I'd like to construct a query which returns the most recent N documents for each group. For example, suppose there are 5 groups, each of which have 20 documents. I want to write a query which will return the top 3 for each group, which would return 15 documents, 3 from each group. Each group gets 3, even if another group has a 4th that's more recent.

在SQL世界中,我相信这种类型的查询是通过分区依据"和一个计数器完成的.在mongodb中是否有这样的事情,除了对N个组进行N + 1个单独的查询之外?

In the SQL world, I believe this type of query is done with "partition by" and a counter. Is there such a thing in mongodb, short of doing N+1 separate queries for N groups?

推荐答案

您尚不能使用聚合框架来执行此操作-您可以获取每个组的$ max或最高日期值,但是聚合框架尚无法解决累积前N个,再加上没有办法将整个文档推入结果集中(仅单个字段).

You cannot do this using the aggregation framework yet - you can get the $max or top date value for each group but aggregation framework does not yet have a way to accumulate top N plus there is no way to push the entire document into the result set (only individual fields).

因此,您必须依靠MapReduce.这是可行的,但是我确定有很多变体(所有变体都需要基于特定属性对对象数组进行排序,我从

So you have to fall back on MapReduce. Here is something that would work, but I'm sure there are many variants (all require somehow sorting an array of objects based on a specific attribute, I borrowed my solution from one of the answers in this question.
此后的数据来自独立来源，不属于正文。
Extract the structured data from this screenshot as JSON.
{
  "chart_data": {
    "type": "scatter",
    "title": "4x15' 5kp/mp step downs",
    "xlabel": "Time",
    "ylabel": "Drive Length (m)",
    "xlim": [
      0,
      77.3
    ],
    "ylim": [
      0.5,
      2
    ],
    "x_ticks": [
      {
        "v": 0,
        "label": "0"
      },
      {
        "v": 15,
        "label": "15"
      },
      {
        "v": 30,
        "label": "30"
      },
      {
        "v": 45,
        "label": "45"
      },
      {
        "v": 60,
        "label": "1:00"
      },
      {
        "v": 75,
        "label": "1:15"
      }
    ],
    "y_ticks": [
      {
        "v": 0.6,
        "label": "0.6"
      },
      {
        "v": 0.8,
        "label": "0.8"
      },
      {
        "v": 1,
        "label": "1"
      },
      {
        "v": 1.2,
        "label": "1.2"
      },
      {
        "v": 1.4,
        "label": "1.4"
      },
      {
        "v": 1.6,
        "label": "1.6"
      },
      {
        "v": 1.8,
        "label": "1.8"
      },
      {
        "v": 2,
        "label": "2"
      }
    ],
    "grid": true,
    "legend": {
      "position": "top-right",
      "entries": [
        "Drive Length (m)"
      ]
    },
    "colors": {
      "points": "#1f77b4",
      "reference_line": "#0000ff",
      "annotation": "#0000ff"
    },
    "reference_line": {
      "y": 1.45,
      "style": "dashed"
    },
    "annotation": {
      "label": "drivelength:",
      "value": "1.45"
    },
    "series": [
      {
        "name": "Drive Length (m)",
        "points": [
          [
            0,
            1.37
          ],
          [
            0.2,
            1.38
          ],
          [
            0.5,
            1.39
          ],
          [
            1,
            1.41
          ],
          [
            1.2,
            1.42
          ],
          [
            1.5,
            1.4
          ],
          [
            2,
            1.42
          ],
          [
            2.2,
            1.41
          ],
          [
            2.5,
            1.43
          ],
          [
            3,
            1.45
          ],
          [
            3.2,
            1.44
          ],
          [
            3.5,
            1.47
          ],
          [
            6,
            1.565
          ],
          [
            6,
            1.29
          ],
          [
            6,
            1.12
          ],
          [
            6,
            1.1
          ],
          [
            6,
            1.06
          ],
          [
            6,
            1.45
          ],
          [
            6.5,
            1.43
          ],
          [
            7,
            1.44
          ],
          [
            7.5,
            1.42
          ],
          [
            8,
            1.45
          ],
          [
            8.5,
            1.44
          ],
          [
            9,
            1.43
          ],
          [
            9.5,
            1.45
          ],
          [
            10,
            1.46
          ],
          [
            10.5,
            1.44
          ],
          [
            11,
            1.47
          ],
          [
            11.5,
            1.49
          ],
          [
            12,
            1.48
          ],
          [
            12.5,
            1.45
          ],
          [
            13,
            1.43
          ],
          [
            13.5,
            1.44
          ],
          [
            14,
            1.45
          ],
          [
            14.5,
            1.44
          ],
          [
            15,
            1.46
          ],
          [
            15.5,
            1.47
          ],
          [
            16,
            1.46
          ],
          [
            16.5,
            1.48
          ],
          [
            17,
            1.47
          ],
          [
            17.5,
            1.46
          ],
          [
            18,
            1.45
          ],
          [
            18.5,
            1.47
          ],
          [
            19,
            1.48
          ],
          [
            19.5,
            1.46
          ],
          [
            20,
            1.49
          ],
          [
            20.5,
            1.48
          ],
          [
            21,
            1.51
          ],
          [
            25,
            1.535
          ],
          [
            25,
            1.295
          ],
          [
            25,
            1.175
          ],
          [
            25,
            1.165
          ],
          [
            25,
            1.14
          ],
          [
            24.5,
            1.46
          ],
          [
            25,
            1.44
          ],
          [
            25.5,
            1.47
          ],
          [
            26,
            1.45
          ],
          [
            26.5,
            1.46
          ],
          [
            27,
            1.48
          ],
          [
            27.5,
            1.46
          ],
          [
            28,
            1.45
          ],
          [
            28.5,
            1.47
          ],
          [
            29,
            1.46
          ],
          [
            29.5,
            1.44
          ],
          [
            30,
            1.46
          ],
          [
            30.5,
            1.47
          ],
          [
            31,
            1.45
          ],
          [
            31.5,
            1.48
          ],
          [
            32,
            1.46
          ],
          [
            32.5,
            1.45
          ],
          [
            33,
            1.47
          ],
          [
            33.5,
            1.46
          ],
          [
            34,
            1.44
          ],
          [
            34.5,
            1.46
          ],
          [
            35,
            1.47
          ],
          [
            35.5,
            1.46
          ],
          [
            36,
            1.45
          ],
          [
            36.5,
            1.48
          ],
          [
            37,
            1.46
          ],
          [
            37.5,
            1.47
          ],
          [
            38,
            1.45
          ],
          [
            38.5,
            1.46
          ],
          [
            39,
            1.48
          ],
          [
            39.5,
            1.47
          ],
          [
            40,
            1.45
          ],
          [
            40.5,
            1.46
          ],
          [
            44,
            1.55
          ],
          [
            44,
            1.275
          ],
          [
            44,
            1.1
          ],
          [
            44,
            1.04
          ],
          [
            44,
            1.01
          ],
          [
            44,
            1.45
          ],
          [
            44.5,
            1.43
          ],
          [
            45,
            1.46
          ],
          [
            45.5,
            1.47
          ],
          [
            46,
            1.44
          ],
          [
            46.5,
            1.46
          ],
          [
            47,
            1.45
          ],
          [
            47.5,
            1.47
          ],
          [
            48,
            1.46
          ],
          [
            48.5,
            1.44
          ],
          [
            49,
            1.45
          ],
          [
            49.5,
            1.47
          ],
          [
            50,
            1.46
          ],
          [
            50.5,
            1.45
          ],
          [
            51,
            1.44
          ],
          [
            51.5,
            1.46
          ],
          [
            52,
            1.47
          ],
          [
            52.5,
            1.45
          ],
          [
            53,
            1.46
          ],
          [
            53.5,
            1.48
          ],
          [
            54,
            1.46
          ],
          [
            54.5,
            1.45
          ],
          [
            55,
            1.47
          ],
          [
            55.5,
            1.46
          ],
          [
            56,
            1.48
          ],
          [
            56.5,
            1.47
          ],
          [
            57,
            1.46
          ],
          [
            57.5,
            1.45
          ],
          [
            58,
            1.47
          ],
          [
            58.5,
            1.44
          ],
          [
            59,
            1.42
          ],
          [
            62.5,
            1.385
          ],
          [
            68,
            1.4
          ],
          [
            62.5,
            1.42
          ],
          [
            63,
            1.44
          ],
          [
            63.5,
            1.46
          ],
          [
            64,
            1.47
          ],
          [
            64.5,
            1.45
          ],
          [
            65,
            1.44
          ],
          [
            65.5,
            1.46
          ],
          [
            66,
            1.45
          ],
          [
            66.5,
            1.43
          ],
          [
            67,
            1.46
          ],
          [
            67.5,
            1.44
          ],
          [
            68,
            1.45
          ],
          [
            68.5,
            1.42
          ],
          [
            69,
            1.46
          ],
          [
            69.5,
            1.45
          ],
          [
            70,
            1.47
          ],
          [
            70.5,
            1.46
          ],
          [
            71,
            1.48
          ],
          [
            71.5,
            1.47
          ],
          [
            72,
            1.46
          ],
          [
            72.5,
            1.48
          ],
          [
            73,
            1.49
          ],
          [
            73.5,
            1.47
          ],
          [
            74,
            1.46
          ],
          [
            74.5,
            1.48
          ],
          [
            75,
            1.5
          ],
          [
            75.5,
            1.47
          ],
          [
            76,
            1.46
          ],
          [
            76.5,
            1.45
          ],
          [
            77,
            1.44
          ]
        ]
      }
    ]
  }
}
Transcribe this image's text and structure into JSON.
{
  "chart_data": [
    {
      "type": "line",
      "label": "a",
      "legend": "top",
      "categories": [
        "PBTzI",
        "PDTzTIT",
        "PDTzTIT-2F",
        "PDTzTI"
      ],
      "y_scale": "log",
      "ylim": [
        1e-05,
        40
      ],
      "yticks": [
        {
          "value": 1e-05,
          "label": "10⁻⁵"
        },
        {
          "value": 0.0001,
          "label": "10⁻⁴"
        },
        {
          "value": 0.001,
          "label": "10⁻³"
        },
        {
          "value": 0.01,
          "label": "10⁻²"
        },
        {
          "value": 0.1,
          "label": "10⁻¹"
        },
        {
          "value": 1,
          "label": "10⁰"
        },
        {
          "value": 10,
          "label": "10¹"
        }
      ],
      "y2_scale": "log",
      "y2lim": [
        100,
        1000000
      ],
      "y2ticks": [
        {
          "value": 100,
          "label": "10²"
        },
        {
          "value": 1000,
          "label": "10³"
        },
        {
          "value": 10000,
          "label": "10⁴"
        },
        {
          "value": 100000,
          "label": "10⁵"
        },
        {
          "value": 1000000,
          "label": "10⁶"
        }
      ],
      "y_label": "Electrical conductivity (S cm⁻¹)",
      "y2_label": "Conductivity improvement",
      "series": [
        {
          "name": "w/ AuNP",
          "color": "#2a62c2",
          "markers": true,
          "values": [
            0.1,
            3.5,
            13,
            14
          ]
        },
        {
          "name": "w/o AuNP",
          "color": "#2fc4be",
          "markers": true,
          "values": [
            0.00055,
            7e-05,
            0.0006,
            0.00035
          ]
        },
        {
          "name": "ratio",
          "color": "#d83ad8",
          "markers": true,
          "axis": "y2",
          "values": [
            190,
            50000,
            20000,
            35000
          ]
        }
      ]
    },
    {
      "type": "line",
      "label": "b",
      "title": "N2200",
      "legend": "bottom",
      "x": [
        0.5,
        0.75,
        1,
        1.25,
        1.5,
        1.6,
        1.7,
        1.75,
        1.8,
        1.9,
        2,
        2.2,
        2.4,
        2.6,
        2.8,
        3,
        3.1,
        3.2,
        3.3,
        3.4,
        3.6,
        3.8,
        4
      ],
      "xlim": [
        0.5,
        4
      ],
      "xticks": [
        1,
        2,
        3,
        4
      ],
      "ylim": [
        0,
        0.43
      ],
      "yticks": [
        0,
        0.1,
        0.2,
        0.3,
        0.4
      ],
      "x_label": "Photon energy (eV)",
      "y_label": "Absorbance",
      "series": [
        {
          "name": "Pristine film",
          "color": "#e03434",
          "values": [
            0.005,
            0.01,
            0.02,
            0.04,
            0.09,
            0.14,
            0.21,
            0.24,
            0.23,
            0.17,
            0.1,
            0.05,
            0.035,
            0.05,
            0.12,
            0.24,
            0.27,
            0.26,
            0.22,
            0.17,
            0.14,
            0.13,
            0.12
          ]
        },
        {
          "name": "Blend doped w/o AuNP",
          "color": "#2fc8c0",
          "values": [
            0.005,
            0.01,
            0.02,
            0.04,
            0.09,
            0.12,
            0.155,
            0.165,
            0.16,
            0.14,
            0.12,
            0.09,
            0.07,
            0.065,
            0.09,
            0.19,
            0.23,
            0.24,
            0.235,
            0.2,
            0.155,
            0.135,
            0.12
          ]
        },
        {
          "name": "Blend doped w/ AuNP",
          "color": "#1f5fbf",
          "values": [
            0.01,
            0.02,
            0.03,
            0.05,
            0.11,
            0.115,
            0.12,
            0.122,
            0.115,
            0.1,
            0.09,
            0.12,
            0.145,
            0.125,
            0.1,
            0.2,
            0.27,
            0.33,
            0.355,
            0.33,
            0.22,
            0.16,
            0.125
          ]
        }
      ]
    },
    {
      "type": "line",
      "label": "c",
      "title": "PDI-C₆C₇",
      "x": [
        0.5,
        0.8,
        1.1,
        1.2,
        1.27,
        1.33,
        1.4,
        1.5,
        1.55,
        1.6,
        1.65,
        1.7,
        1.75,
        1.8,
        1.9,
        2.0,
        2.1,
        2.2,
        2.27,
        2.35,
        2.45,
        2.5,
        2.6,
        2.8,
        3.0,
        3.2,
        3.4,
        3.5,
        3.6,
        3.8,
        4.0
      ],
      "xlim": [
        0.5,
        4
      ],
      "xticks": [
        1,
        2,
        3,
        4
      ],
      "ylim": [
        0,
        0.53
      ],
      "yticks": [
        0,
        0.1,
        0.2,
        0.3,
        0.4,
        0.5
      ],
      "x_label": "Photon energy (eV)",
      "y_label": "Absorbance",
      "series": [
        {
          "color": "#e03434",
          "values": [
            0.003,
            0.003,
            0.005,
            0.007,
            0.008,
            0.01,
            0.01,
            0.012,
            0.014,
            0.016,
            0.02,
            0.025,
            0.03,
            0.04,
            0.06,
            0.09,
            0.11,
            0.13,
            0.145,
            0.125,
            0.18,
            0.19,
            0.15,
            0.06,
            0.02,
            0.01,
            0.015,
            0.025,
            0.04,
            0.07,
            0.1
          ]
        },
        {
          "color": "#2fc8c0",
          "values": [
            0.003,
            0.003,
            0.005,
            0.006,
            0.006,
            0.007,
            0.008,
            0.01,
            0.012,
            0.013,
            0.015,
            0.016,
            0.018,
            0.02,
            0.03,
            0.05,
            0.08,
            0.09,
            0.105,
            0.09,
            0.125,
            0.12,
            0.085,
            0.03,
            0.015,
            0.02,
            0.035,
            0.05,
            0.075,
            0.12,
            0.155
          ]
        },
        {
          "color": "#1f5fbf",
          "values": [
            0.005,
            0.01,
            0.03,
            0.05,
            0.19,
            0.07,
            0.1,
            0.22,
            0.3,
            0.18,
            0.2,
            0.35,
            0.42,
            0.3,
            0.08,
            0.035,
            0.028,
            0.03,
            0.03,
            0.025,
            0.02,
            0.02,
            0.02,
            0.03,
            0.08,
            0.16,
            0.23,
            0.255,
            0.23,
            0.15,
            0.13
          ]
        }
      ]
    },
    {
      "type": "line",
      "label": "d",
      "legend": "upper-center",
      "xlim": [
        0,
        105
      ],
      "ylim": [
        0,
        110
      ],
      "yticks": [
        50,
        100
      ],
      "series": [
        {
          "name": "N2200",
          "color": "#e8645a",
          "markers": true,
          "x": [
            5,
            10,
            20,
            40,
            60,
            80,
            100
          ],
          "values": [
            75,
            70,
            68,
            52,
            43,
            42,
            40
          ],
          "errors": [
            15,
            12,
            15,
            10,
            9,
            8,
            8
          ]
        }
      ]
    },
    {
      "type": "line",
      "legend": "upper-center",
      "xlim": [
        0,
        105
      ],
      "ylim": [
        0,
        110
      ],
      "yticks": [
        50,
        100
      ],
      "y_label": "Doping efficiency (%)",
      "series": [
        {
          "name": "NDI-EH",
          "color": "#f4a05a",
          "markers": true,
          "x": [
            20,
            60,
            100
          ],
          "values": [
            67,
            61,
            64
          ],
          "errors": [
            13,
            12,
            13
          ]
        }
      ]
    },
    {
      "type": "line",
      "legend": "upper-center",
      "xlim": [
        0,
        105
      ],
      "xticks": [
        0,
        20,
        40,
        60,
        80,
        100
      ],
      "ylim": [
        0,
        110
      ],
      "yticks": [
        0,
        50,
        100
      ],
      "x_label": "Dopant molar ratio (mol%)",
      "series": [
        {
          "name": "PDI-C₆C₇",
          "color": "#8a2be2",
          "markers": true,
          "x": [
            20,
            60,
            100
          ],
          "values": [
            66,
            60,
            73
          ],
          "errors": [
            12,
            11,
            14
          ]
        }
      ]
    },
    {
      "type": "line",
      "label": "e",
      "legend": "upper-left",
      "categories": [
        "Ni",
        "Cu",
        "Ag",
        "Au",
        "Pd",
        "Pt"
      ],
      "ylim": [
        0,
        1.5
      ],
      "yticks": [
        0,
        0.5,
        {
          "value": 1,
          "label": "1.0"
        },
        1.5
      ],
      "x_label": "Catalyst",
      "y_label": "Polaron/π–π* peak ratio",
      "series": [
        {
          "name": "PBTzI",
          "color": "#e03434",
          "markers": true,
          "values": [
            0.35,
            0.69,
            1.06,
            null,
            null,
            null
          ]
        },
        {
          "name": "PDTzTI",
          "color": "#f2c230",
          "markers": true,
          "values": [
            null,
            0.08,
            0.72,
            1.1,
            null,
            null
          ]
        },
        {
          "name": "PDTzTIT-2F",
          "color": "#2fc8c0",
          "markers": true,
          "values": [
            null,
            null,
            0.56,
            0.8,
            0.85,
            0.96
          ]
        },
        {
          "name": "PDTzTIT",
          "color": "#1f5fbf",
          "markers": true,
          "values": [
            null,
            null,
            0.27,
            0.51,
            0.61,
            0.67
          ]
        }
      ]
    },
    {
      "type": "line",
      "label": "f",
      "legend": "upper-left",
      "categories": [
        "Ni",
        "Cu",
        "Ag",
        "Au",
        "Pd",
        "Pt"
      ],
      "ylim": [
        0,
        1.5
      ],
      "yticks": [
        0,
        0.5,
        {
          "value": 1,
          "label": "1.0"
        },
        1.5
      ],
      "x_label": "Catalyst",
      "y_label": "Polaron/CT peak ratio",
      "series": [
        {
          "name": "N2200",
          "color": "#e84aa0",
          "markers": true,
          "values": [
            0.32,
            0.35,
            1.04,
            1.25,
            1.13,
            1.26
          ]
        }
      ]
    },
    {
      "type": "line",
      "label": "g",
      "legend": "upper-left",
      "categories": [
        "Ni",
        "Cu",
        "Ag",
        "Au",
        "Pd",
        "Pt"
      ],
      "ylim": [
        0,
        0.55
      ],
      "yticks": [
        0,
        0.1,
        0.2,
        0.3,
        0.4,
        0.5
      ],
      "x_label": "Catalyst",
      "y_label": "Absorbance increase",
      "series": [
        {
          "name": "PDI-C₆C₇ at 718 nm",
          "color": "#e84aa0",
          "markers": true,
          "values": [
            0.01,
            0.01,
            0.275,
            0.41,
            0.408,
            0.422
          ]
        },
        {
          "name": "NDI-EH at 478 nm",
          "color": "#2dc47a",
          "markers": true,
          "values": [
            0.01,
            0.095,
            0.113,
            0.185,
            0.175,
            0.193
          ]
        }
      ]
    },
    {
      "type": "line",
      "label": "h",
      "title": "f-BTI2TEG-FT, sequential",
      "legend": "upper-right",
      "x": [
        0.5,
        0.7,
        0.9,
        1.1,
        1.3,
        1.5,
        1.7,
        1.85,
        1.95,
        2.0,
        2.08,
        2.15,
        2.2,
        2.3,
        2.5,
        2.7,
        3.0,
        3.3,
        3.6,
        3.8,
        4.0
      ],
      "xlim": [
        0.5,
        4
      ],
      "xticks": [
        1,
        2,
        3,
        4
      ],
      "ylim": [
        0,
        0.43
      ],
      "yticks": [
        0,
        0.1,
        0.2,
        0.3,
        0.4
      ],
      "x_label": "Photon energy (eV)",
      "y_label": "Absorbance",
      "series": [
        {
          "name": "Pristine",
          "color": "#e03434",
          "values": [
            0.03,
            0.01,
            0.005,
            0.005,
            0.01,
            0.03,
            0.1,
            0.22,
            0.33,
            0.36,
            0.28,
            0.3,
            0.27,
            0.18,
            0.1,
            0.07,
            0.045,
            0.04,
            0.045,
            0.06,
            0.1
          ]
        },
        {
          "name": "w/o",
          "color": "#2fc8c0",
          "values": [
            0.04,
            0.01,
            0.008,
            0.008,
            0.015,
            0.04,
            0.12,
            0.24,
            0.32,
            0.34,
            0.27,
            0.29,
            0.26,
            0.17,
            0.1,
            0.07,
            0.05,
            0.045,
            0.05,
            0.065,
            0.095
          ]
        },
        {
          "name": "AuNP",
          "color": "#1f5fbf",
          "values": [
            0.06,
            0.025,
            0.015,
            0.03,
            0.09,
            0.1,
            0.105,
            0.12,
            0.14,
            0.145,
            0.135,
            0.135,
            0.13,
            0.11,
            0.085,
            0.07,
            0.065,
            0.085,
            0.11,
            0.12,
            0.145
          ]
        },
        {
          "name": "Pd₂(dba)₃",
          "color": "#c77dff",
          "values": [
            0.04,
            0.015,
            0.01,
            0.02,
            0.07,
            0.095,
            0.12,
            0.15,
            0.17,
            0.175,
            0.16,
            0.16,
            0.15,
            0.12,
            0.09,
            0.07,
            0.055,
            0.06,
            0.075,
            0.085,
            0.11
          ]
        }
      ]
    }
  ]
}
地图功能-将组名作为键输出,将文档的其余部分作为值输出-但会将其作为包含数组的文档输出,因为我们将尝试累积每个组的结果数组:

Map function - outputs group name as a key and the entire rest of the document as the value - but it outputs it as a document containing an array because we will try to accumulate an array of results per group:

map = function () { 
    emit(this.name, {a:[this]}); 
}

reduce函数会将属于同一组的所有文档累积到一个数组中(通过concat).请注意,如果您通过检查日期来优化reduce以仅保留前五个数组元素,则不需要finalize函数,并且在运行mapreduce时将使用较少的内存(它也会更快).

The reduce function will accumulate all the documents belonging to the same group into one array (via concat). Note that if you optimize reduce to keep only the top five array elements by checking date then you won't need the finalize function, and you will use less memory during running mapreduce (it will also be faster).

reduce = function (key, values) {
    result={a:[]};
    values.forEach( function(v) {
        result.a = v.a.concat(result.a);
    } );
    return result;
}

由于我保留了每个键的所有值,因此我需要一个finalize函数来仅提取每个键的最新五个元素.

Since I'm keeping all values for each key, I need a finalize function to pull out only latest five elements per key.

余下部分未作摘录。